The venue was the iconic former Underground railway station at Aldwych, normally firmly off limits with the platforms located a full 119 steps below ground. Closed in 1994, it’s now a time warp full of fascinating memorabilia, such as vintage posters and Edwardian-era tiled signage, and it created a unique setting for a trip down memory lane.
As guests, who included journalists, working photographers, bloggers and Canon technical experts, mingled in the old ticket hall area before heading down, they were able to peruse a table heaving with every EOS model from the past 30 years, around 100 of them, the first being the silver-halide era EOS 650 SLR. There was also the EOS IX, an SLR that utilised APS film, and the EOS 5, a 35mm SLR that came with an innovative eye-controlled focusing feature, while signalling the changes to come the EOS 300, the memorable model dating from 1999 that finally brought DSLR prices down below £1000 for the first time, was also on display. Coming up to date all of the current models were also on display, including the freshly announced EOS 77D and 800D models.
As privileged visitors we were escorted around the station to shoot various scenarios set up with models in 1940s period dress, a nod to the time during the Second World War when the platforms here were used by Londoners as an air raid shelter. Way below ground there was even a vintage tube train parked in the platform, the perfect backdrop for a series of poses. We also had access to stretches of the old tunnels and could marvel at the overall sense of gently managed decay, all of which made for extraordinary pictures.
The Canon EF 1200mm f/5.6L USM, the world’s longest focal length and largest aperture lens.

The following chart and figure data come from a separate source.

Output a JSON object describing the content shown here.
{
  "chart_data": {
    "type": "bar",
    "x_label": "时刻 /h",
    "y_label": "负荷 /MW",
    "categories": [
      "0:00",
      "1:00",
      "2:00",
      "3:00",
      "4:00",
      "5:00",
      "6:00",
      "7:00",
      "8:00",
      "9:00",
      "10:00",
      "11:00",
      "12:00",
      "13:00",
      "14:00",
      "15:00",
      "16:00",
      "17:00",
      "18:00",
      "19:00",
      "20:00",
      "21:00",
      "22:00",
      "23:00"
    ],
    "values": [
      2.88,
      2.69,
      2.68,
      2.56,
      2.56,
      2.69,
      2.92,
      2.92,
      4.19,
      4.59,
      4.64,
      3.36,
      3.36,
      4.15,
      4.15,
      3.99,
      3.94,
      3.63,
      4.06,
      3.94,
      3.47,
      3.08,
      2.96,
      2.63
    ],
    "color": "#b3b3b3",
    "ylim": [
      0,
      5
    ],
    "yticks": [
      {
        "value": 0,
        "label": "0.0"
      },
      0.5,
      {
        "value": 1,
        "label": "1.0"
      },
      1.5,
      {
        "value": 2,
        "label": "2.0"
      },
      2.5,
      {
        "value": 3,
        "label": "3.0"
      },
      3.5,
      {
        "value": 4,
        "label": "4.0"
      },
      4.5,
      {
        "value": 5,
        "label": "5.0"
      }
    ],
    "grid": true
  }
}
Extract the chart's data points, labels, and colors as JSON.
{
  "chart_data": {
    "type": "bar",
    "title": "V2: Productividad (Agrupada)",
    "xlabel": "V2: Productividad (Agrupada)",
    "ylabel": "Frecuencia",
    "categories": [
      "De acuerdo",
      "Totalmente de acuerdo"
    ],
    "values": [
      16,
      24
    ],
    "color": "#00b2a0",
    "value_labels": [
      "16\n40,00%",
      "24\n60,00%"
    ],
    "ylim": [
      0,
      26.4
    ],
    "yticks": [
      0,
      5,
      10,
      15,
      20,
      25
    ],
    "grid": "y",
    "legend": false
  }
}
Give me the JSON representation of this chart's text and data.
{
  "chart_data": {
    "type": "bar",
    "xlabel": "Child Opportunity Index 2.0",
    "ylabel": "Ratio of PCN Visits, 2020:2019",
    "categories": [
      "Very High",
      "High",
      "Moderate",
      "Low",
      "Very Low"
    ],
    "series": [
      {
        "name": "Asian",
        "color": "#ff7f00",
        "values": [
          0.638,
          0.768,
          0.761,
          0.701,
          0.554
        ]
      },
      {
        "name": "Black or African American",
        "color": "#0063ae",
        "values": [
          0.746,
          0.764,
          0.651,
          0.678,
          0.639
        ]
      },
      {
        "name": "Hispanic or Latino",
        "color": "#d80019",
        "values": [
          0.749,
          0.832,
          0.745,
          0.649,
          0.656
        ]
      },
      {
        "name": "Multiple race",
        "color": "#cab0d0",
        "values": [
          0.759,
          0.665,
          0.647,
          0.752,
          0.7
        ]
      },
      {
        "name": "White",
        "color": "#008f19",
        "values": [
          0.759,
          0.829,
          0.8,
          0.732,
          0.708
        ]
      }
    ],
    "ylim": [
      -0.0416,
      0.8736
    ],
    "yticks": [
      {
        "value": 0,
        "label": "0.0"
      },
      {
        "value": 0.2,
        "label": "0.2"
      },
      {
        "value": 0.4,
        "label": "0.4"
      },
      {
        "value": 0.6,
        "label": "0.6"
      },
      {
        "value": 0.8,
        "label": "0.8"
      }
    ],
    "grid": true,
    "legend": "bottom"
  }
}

The icing on the cake, once everyone had recovered from the climb back up to ground level, was a ride on a vintage London bus to a bar, where there was yet another opportunity to look at and handle the full EOS range, while Canon experts were again on hand to demonstrate the capabilities of the latest range of Canon PIXMA printers.
Overall it was a timely reminder of the heritage of an iconic brand, conceived against a memorable setting with a chance to shoot with the latest EOS models. A fabulous concept and a get together that no-one who attended will ever forget.